The book is fun to read; it's also a treasure chest of useful tips, ideas, and frameworks for thinking about one's own happiness. Rubin's articulation of the four stages of happiness - anticipate, savor, express, reflect - resonated as spot-on as I happily splashed about in the Pacific Ocean. Her experiment with enacting a "week of extreme nice" is particularly amusing, if daunting. Throughout, as she tries on the advice of philosophers, parenting experts, and self-help gurus (often to comic effect), Rubin's cardinal rule, "Be Gretchen," ensures that she remains grounded in what she knows to be true about herself.
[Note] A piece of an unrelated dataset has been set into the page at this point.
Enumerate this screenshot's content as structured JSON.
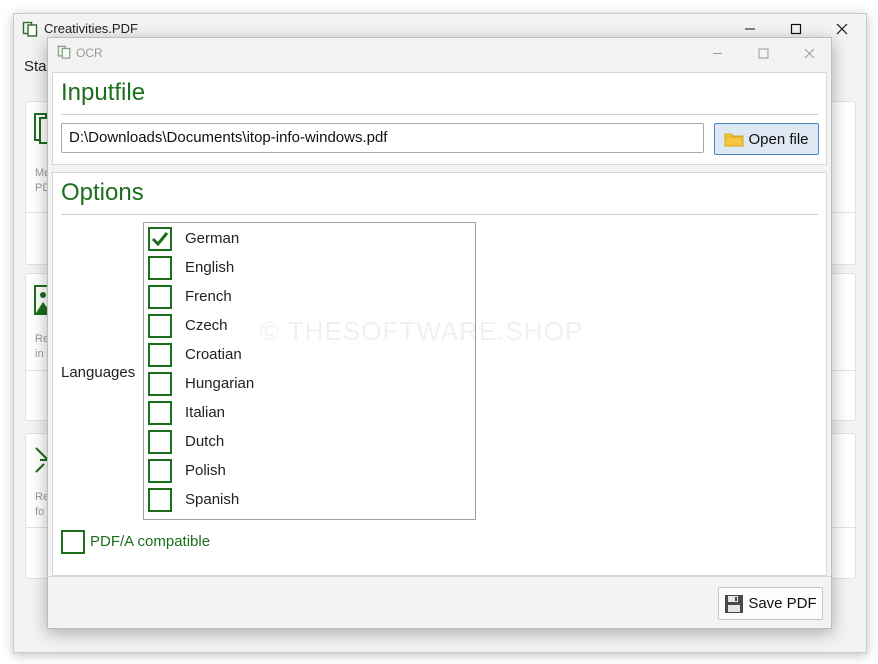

But isn't all this focus on personal happiness kind of... selfish? Rubin addresses this question at length, and points to research that indicates that happier people are more likely to engage with the world and help others. In Rubin's words,
"One of the best ways to make yourself happy is to make other people happy; One of the best ways to make other people happy is to be happy yourself."
I would go further and say that personal happiness is key to our ability to make change in the world. For folks who feel called to create a more happy, sustainable, and balanced world, ignoring your own personal happiness, sustainability, and balance will limit your ability to act as effectively as you could.
Happy, self-aware change leaders create healthier organizations and more thoughtful social change movements. When we fail to pay attention to our own happiness -- an all too common phenomenon in the social justice field -- the results are burnout, frustration, and organizational dysfunction.
Gretchen Rubin's book is a great reminder that in order to change the world, we must change ourselves first. How many unhappy leaders do you know, and how much more powerfully could they lead if they were leading from a happier place?